Pas de bruits de bottes et pourtant …

Tout le monde a vu ou a vécu la violence de la répression des manifestations : les Gilets jaunes mutilés, les tabassages réguliers, les « nassages », l’utilisation d’armes considérées comme armes de guerre, les lycéens à genoux les mains sur la tête, les jugements expéditifs, les emprisonnements, les contrôles préventifs… Si de telles images avaient concerné le Vénézuela, la Russie, la Turquie, que n’aurions-nous pas entendu ?

Mais, en cas de plainte suite à des violences policières, alors qu’Emmanuel Macron avait refusé le 7 mars l’expression « violences policières », ces plaintes sont systématiquement classées sans suite. La justice étant déclarée indépendante. Il n’y a donc aucune violence policière. Devant le tollé, « critiqué pour la timidité présumée de son parquet à poursuivre les auteurs de violences policières, le procureur [de Paris] assure que personne ne bénéficiera d’une quelconque impunité. Et annonce pour la première fois les suites données aux enquêtes visant les forces de l’ordre. » (Le Parisien du 30 mai 2019).

Car la France est une démocratie ! Parait-il …

D’ailleurs, M. Castaner rend hommage à la police d’avant la Libération, dont le sens républicain ne s’était guère manifesté et décore les chefs cogneurs.

Sur réquisition du Préfet, à Lons-le-Saulnier, le 29 mai 2019, pour briser la grève des personnels des urgences, « Les forces de l’ordre ont sonné chez des médecins et soignants en pleine nuit, vers 1h du matin, pour leur ordonner d’être aux urgences, en poste, à 7h. Un soignant raconte qu’une infirmière, seule avec ses enfants, a passé sa nuit à s’organiser pour les faire garder. Contacté par France Bleu Besançon, le Dr Eric Loupiac, médecin urgentiste à Lons dénonce la méthode : « Ce sont des méthodes dignes du régime de Vichy, qui rappellent une autre époque ».

Tout le monde a été révolté par la mort du jeune Steve suite à une agression policière lors d’une manifestation festive et par la mort de Zineb Redouane lors d’une manifestation à Marseille en décembre 2018.

Tout le monde a été écœuré par le comportement gouvernemental et celui de l’IGPN, IGPN chargée en théorie de veiller au respect de la « déontologie policière »…

Pas de Ministre de l’Information et de la Propagande et pourtant …

Lors d’une interview sur CNEWS, le 6 mai 2019, une journaliste, Elisabeth Levy, a été traitée de « dingue » et ses propos qualifiés de « criminels » pour avoir affirmé que le scepticisme en science est une bonne chose.

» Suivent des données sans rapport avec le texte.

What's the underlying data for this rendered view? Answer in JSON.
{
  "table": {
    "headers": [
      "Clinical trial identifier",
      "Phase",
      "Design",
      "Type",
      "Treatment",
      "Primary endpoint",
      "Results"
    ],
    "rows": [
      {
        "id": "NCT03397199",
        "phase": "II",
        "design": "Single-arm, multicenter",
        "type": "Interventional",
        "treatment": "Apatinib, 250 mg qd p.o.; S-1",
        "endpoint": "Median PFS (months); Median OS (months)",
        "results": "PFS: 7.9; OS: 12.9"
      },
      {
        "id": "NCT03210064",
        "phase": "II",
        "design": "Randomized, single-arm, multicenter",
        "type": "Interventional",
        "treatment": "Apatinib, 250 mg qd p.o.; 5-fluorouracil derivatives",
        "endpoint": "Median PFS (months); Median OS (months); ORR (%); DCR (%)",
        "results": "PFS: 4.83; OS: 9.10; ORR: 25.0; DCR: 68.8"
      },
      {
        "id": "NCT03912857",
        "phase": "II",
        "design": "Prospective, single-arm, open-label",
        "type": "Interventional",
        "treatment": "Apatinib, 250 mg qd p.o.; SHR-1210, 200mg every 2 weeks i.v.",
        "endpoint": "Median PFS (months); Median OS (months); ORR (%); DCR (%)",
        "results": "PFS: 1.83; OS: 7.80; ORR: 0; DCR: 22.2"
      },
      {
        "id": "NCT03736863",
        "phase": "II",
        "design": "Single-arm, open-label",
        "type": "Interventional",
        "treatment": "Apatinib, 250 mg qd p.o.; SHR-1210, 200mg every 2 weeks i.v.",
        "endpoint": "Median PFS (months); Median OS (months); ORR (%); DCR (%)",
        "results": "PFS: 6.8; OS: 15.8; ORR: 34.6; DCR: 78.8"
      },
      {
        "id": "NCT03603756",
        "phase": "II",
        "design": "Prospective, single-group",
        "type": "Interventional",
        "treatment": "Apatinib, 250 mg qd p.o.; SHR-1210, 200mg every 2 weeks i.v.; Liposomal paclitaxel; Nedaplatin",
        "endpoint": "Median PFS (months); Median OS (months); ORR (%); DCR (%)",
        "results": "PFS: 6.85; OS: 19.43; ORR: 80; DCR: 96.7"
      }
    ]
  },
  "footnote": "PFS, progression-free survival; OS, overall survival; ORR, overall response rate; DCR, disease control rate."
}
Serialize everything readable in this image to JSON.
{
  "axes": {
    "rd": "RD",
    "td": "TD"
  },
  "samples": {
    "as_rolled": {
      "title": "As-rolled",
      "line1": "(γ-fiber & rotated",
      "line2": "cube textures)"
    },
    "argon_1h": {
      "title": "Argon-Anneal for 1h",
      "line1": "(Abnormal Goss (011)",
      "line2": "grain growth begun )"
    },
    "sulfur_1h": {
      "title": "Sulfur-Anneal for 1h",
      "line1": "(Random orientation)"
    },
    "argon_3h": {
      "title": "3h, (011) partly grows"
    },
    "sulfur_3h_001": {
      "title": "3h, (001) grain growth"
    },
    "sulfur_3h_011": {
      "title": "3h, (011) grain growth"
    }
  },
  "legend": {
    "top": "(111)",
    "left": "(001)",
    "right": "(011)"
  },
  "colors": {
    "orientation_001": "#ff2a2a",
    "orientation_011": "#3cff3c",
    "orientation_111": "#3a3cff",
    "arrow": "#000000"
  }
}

Elle est incrédule ; est-ce un crime ? Dans la foulée, une campagne a exigé du CSA qu’il censure toute critique des thèses « officielles » à propos du climat.

Nous ne parlons pas du contenu du débat ; nous parlons de la criminalisation du débat : « Tu n’es pas d’accord avec moi, donc tu es un(e) criminel(le) ». Les chercheurs peuvent-ils chercher sans contrôle ? Y a-t-il une science officielle comme en URSS sous Staline avec Lyssenko ? Va-t-on révoquer un scientifique pour ses opinions, comme on le fit avec Joliot-Curie en 1950 ?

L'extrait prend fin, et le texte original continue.